Fig. 6. Interaction between IGF-I/Otx2 and Wnt-11/JNK in the regulation of convergent extension. Embryos were injected with indicated synthetic mRNAs near the animal pole region at 2-cell stage. Ectodermal explants were dissected at early blastula stage and treated with activin. Control and treated explants were cultured to mid-neurula stage for analysis of explant elongation. (A) Activin-treated explants from uninjected embryos show extensive elongation, which mimics convergent extension. (B, C) Untreated explants from uninjected embryos (B) or caJNK1-injected embryos (C) do not show elongation. (D) IGF-I blocked convergent extension induced by activin. (E–G) Coinjection of IGF-I mRNA with Xbra (E), Xwnt-11 (F) or caJNK1 (G) mRNA significantly rescued activin-induced explant elongation. (H) A dominant Dsh mutant Xdd1 blocks explant elongation induced by activin. (I) caJNK1 rescues explant elongation blocked by Xdd1. (J) Otx2 blocked convergent extension induced by activin. (K–M) Coinjection of Otx2 mRNA with Xbra (K), Xwnt-11 (L) or caJNK1 (M) mRNA significantly rescued activin-induced explant elongation. (N) Otx2-EnR blocks explant elongation induced by activin. (O) caJNK1 rescues explant elongation blocked by Otx2-EnR in activin-treated explants.

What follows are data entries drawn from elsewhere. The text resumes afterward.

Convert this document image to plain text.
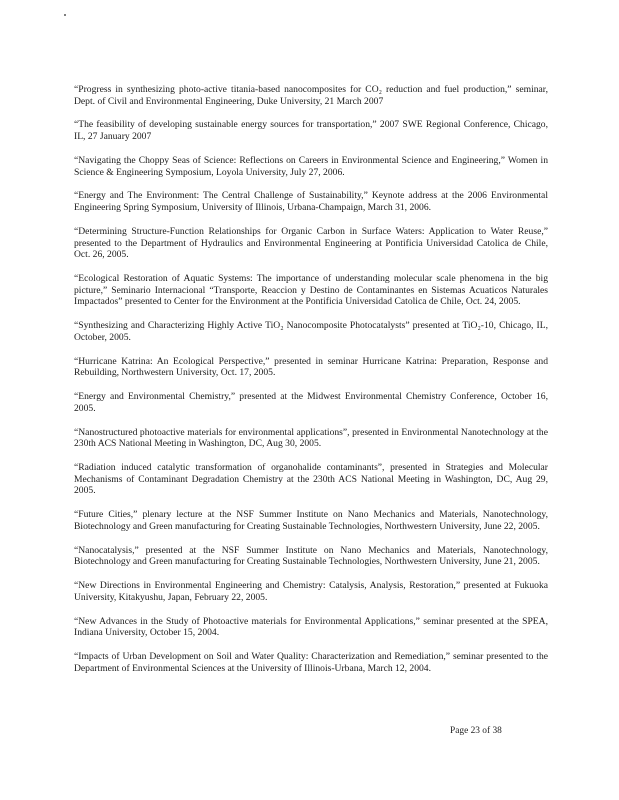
“Progress in synthesizing photo-active titania-based nanocomposites for CO₂ reduction and fuel production,” seminar, Dept. of Civil and Environmental Engineering, Duke University, 21 March 2007

“The feasibility of developing sustainable energy sources for transportation,” 2007 SWE Regional Conference, Chicago, IL, 27 January 2007

“Navigating the Choppy Seas of Science: Reflections on Careers in Environmental Science and Engineering,” Women in Science & Engineering Symposium, Loyola University, July 27, 2006.

“Energy and The Environment: The Central Challenge of Sustainability,” Keynote address at the 2006 Environmental Engineering Spring Symposium, University of Illinois, Urbana-Champaign, March 31, 2006.

“Determining Structure-Function Relationships for Organic Carbon in Surface Waters: Application to Water Reuse,” presented to the Department of Hydraulics and Environmental Engineering at Pontificia Universidad Catolica de Chile, Oct. 26, 2005.

“Ecological Restoration of Aquatic Systems: The importance of understanding molecular scale phenomena in the big picture,” Seminario Internacional “Transporte, Reaccion y Destino de Contaminantes en Sistemas Acuaticos Naturales Impactados” presented to Center for the Environment at the Pontificia Universidad Catolica de Chile, Oct. 24, 2005.

“Synthesizing and Characterizing Highly Active TiO₂ Nanocomposite Photocatalysts” presented at TiO₂-10, Chicago, IL, October, 2005.

“Hurricane Katrina: An Ecological Perspective,” presented in seminar Hurricane Katrina: Preparation, Response and Rebuilding, Northwestern University, Oct. 17, 2005.

“Energy and Environmental Chemistry,” presented at the Midwest Environmental Chemistry Conference, October 16, 2005.

“Nanostructured photoactive materials for environmental applications”, presented in Environmental Nanotechnology at the 230th ACS National Meeting in Washington, DC, Aug 30, 2005.

“Radiation induced catalytic transformation of organohalide contaminants”, presented in Strategies and Molecular Mechanisms of Contaminant Degradation Chemistry at the 230th ACS National Meeting in Washington, DC, Aug 29, 2005.

“Future Cities,” plenary lecture at the NSF Summer Institute on Nano Mechanics and Materials, Nanotechnology, Biotechnology and Green manufacturing for Creating Sustainable Technologies, Northwestern University, June 22, 2005.

“Nanocatalysis,” presented at the NSF Summer Institute on Nano Mechanics and Materials, Nanotechnology, Biotechnology and Green manufacturing for Creating Sustainable Technologies, Northwestern University, June 21, 2005.

“New Directions in Environmental Engineering and Chemistry: Catalysis, Analysis, Restoration,” presented at Fukuoka University, Kitakyushu, Japan, February 22, 2005.

“New Advances in the Study of Photoactive materials for Environmental Applications,” seminar presented at the SPEA, Indiana University, October 15, 2004.

“Impacts of Urban Development on Soil and Water Quality: Characterization and Remediation,” seminar presented to the Department of Environmental Sciences at the University of Illinois-Urbana, March 12, 2004.

Page 23 of 38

Fig. 7. Xwnt11 and caJNK1 do not modify gene expression in activin-treated explants expressing IGF-I, Otx2 or Otx2-EnR. Embryos at 4-cell stage were injected with indicated mRNA at the animal pole region and ectodermal explants were dissected at stage 8. They were treated with activin and cultured to stage 10.5 for RT-PCR analysis. Notice that caJNK1 does not induce the expression of mesoderm markers, and that expression of Xbra, Xwnt11, chordin and Xwnt8 was not modified by caJNK1 and Xwnt11 in activin-treated explants expressing IGF-I, Otx2 or Otx2-EnR.
Fig. 8. IGF-I and Otx2 blocks neural and mesodermal convergent extension in ‘Keller sandwich explants’. Embryos at 8-cell stage were coinjected with IGF-I or Otx2 mRNA with Lac Z mRNA in the animal pole region or equatorial region of the two dorso-animal blastomeres. ‘Keller sandwich explants’ were made at early gastrula stage and cultured to late neurula stage. (A–C) Both IGF-I and Otx2 strongly block convergent extension of neuroectoderm and mesoderm when targeted to the neuroectoderm. (D–F) IGF-I and Otx2 inhibit convergent extension of neuroectoderm and mesoderm to a lesser extent when targeted to the mesoderm. (G) Rescue of Otx2-inhibited convergent extension of neuroectoderm by caJNK1. (H) A stage 15 control embryo injected with Lac Z mRNA alone. ß-gal-stained cells are limited to the anterior neural fold. (I) A stage 15 embryo co-injected with Lac Z mRNA and Otx2Mo. ß-gal-stained cells extend more ventrally. (J) A stage 30 control embryo. (K) A stage 30 embryo injected with Otx2Mo shows anterior deficiency. (L) RT-PCR analysis shows the inhibition of Xwnt5A expression by IGF-I and Otx2 in activin-treated explants at neurula stage.